2) Datasets used (Hugging Face `dataset_path`)#

Task group	Dataset (HF `dataset_path` and link)
MMLU Humanities / Social Sciences / Other (MC)	`cais/mmlu` – cais/mmlu
Commonsense QA (MC)	`commonsense_qa` – tau/commonsense_qa
PIQA (MC)	`piqa` – nthngdy/piqa
SocialIQA (MC)	`social_i_qa` – social_i_qa
CoQA gen2mc (MC)	`allenai/coqa-gen2mc` – allenai/coqa-gen2mc
DROP gen2mc (MC)	`allenai/drop-gen2mc` – allenai/drop-gen2mc
Jeopardy gen2mc (MC)	`allenai/jeopardy-gen2mc` – allenai/jeopardy-gen2mc
Natural Questions gen2mc (MC)	`allenai/nq-gen2mc` – allenai/nq-gen2mc
SQuAD gen2mc (MC)	`allenai/squad-gen2mc` – allenai/squad-gen2mc

3) Metrics used and how they are calculated#

All tasks in this suite are multiple-choice evaluations. Each question has N answer options. The model is scored by computing log-likelihood for each option and comparing them.

Per-choice scores#

For each choice i:

sum_logits_i = sum of log-probabilities for the choice continuation
num_tokens_i, num_chars_i, num_bytes_i = length of the choice continuation
logits_per_token_i = sum_logits_i / num_tokens_i
logits_per_char_i = sum_logits_i / num_chars_i
bits_per_byte_i = -log2(e) * (sum_logits_i / num_bytes_i)

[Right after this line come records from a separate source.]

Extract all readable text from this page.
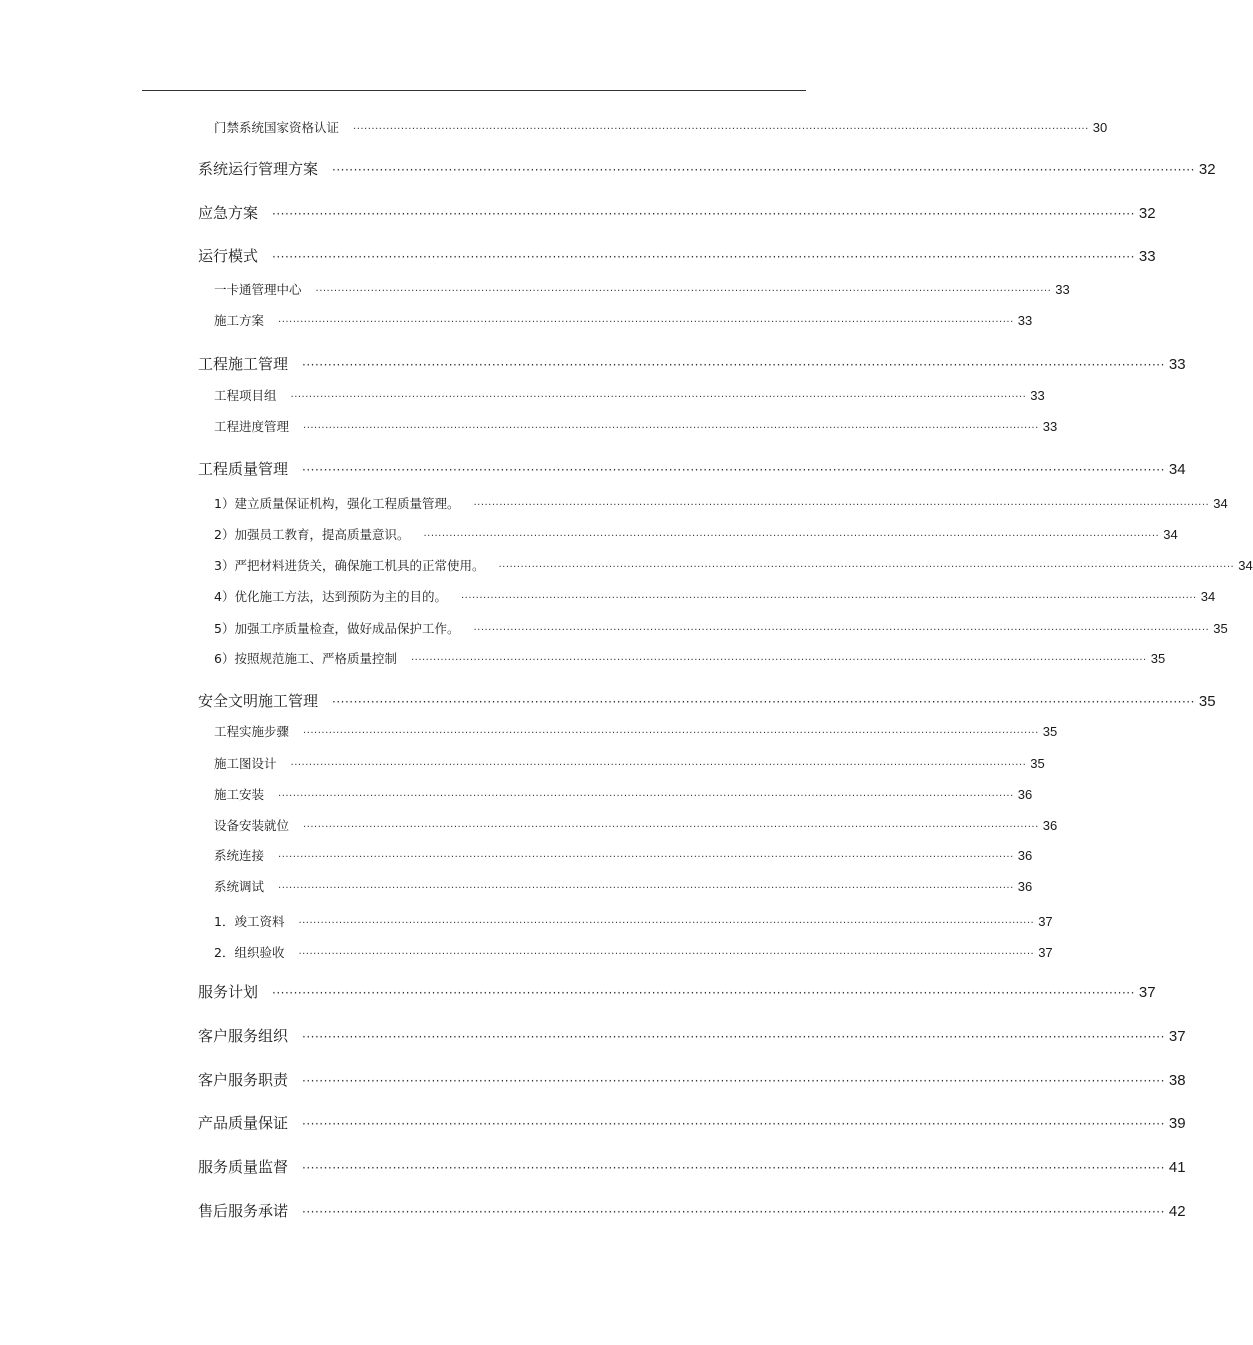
门禁系统国家资格认证 ········································································································································································································ 30
系统运行管理方案 ········································································································································································································ 32
应急方案 ········································································································································································································ 32
运行模式 ········································································································································································································ 33
一卡通管理中心 ········································································································································································································ 33
施工方案 ········································································································································································································ 33
工程施工管理 ········································································································································································································ 33
工程项目组 ········································································································································································································ 33
工程进度管理 ········································································································································································································ 33
工程质量管理 ········································································································································································································ 34
1）建立质量保证机构，强化工程质量管理。 ········································································································································································································ 34
2）加强员工教育，提高质量意识。 ········································································································································································································ 34
3）严把材料进货关，确保施工机具的正常使用。 ········································································································································································································ 34
4）优化施工方法，达到预防为主的目的。 ········································································································································································································ 34
5）加强工序质量检查，做好成品保护工作。 ········································································································································································································ 35
6）按照规范施工、严格质量控制 ········································································································································································································ 35
安全文明施工管理 ········································································································································································································ 35
工程实施步骤 ········································································································································································································ 35
施工图设计 ········································································································································································································ 35
施工安装 ········································································································································································································ 36
设备安装就位 ········································································································································································································ 36
系统连接 ········································································································································································································ 36
系统调试 ········································································································································································································ 36
1．竣工资料 ········································································································································································································ 37
2．组织验收 ········································································································································································································ 37
服务计划 ········································································································································································································ 37
客户服务组织 ········································································································································································································ 37
客户服务职责 ········································································································································································································ 38
产品质量保证 ········································································································································································································ 39
服务质量监督 ········································································································································································································ 41
售后服务承诺 ········································································································································································································ 42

Lower bits/byte is better (it corresponds to higher likelihood per byte).

Accuracy metrics (per question)#

Let gold be the correct option index.

acc_raw: 1 if argmax(sum_logits) == gold, else 0
acc_per_token: 1 if argmax(logits_per_token) == gold, else 0
acc_per_char: 1 if argmax(logits_per_char) == gold, else 0
acc_per_byte: 1 if argmin(bits_per_byte) == gold, else 0

Optional unconditioned accuracy#

Some tasks can compute a length-normalized, unconditioned variant:

For each choice: score_i = sum_logits_i - sum_logits_uncond_i
acc_uncond: 1 if argmax(score_i) == gold, else 0

Correct-choice log-likelihood metrics#

These are the log-likelihood values for the gold option only:

sum_logits_corr = sum_logits_gold
logits_per_token_corr = logits_per_token_gold
logits_per_char_corr = logits_per_char_gold
bits_per_byte_corr = bits_per_byte_gold

Aggregation to suite score#

Per task: metrics are averaged across questions (mean).
Suite level: metrics are macro-averaged across tasks (each task contributes equally).

4) Prompt structure (non-STEM MC tasks)#

All tasks use a shared multiple-choice prompt pattern. The general shape is:

Question: {question}
A. {choice_1}
B. {choice_2}
C. {choice_3}
D. {choice_4}
Answer:

Variants you should expect#

PIQA uses a goal-oriented prefix: Goal: {goal} then two options (A/B).
SocialIQA uses a short context plus a question.
Gen2MC datasets (CoQA/DROP/Jeopardy/NQ/SQuAD) embed a passage or context, then a question, then MC options.

Few-shot formatting#

When num_shots > 0, few-shot examples are appended before the target question:

{example_1_question_and_choices}{example_1_answer}

{example_2_question_and_choices}{example_2_answer}

...

{current_question_and_choices}
Answer:

Note

Because choices can differ in length, the suite reports both raw accuracy and length-normalized variants (per-token/char/byte). The suite score is a macro-average across tasks.